One thing this flag does not touch: subagent prefixes are deliberately capped at 5-minute TTL by Anthropic regardless of the setting. If your cost worry is subagent dispatches, this knob isn’t the lever. The structural fixes in the next section are.

Two new warnings

/model now prompts before a mid-conversation model switch; the next response re-reads the full conversation history uncached. Startup warns when DISABLE_PROMPT_CACHING* is set. In both cases the behavior is unchanged; only the warning is new.

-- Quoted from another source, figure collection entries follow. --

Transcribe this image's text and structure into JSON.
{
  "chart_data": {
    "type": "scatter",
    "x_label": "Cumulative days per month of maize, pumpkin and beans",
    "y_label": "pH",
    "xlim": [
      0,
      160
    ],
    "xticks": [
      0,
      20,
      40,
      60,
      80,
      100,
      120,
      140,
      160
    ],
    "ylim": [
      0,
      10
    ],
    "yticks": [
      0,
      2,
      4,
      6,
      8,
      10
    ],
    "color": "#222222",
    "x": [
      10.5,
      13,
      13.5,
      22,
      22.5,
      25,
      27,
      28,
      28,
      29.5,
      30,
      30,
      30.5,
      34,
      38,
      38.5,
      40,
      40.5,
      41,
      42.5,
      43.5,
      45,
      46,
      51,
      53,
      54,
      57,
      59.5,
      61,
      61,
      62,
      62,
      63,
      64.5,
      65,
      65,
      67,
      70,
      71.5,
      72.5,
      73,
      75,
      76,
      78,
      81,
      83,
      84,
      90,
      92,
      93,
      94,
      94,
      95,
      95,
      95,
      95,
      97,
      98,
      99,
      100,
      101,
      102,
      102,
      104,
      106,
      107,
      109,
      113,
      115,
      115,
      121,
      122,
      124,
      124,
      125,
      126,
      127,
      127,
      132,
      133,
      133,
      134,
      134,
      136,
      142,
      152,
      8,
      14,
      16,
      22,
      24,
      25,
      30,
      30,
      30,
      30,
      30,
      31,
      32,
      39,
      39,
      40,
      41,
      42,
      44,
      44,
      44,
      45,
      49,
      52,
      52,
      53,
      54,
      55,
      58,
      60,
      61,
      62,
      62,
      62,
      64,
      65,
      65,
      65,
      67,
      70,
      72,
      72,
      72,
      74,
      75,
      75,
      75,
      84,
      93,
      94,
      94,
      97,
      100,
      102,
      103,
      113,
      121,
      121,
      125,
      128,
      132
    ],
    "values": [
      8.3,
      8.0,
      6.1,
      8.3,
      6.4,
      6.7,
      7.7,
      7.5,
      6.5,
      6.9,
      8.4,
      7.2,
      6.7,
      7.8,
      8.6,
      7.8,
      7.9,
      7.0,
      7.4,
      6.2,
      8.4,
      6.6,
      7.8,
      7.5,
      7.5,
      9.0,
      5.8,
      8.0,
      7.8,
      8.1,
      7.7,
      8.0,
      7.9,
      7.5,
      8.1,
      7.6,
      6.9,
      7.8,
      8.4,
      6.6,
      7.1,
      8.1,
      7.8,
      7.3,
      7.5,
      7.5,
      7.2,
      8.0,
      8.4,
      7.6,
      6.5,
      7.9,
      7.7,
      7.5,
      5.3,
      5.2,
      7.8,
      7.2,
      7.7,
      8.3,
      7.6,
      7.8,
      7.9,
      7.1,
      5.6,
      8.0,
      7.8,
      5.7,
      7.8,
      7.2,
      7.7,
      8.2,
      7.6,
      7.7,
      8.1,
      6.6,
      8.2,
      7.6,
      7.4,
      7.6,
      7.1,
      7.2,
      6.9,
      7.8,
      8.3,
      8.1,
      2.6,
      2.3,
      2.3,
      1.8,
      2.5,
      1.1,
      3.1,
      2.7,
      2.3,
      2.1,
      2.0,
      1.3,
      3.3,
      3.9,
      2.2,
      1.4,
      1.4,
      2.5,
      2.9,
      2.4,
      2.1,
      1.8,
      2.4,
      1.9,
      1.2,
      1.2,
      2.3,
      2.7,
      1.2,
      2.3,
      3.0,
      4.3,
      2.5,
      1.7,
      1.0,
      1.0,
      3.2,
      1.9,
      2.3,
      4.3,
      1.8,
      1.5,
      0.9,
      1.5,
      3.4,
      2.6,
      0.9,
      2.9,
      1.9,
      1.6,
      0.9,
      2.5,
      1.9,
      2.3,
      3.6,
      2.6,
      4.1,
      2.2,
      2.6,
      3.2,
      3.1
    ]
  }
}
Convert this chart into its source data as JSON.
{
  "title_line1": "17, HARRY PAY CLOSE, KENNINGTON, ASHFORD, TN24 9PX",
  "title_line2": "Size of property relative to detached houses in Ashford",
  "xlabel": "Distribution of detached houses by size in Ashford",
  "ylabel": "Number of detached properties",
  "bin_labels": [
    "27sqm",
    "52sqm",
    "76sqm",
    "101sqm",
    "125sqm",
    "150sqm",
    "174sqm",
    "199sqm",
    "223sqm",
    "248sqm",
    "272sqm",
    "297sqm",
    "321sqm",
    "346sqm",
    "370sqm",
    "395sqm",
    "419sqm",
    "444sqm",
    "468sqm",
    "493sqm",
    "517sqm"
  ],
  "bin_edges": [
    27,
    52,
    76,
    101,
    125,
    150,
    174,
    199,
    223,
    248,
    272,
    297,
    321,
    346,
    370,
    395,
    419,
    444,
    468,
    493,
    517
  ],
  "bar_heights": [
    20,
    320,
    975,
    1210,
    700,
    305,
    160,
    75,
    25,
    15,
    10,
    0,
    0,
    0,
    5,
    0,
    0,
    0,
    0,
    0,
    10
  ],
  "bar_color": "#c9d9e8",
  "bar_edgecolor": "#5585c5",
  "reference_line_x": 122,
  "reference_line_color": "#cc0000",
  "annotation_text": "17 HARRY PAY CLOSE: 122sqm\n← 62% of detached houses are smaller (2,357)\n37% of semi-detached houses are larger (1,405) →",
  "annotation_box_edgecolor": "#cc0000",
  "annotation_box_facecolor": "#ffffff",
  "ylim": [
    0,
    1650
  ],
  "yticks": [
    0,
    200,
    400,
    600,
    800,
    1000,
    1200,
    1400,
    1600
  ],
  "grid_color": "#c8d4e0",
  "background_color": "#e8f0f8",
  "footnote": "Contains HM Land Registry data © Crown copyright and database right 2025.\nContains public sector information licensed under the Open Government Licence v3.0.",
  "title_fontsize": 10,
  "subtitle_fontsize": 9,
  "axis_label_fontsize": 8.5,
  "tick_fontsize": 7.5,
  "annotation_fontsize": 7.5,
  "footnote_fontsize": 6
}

How to tell if 2.1.108 affected you

Three signals:

  • You had DISABLE_TELEMETRY set across long-session work. Your cache_creation_input_tokens on those sessions was inflated. Compare a pre-upgrade week to a post-upgrade week on a stable-prefix workload: there should be a step-function drop.
  • You’re on Vertex, Foundry, or API key and the 1h cache was unavailable before. It is now via ENABLE_PROMPT_CACHING_1H=1.
  • You see a /model switch warning post-upgrade. The warning is new; the behavior behind it was unchanged pre-upgrade. The re-read cost was landing without a prompt.

Five issues unaddressed

v2.1.108 doesn’t touch any of these:

  • Subagent breakpoint bug (anthropics/claude-code#29966). The Agent SDK defaults enablePromptCaching to false on subagent spawns, which leaves cache_control markers off the request. Anthropic disputes the root cause in the issue thread; the reporter’s proxy logs show the markers missing regardless. Either way, cacheable prefix content gets re-read at base input rate on every dispatch. Still open.
  • MCP tool prefix churn. Subagent spawns ship thousands of tokens of Gmail, Slack, or other MCP tool definitions the subagent never calls. MCP server reconnection invalidates the cache from position 1. Fix lives in each agent’s tools: frontmatter. See The 7,000-token tax on every spawn.
  • .claude/rules/ invisible to subagents. Shared rules placed where subagents can’t read them don’t cache. See Skills vs rules vs reads.
  • Content placement in agent bodies. Responsible for the 63–87% agent token reductions documented in Agent token cuts, 63–87%. Unchanged.
  • Dynamic content in system prompts. Hook-injected timestamps and similar dynamic values invalidate the prefix on every turn. Unmentioned in the release notes.

What to watch for

v2.1.108 addresses delivery-level bugs. The remaining cost drivers are structural: subagent breakpoints, tool prefix stability, rules placement, dynamic content. Track anthropics/claude-code#29966 for the subagent breakpoint issue.

Fact Check
  1. Claude Code v2.1.108 release notes: DISABLE_TELEMETRY fix, ENABLE_PROMPT_CACHING_1H going universal, /model and DISABLE_PROMPT_CACHING* startup warnings, Sonnet 4.6 cache pricing ($3/M base input, $3.75/M 5-min write, $0.30/M cache read as of 2026-04-15)
  2. anthropics/claude-code#46917: cache_creation inflation on v2.1.100–2.1.107. Fix appears to have landed in v2.1.108 per community reports (user chrisvaillancourt, 2026-04-15). Not yet formally confirmed by Anthropic. Issue still open as of 2026-04-16.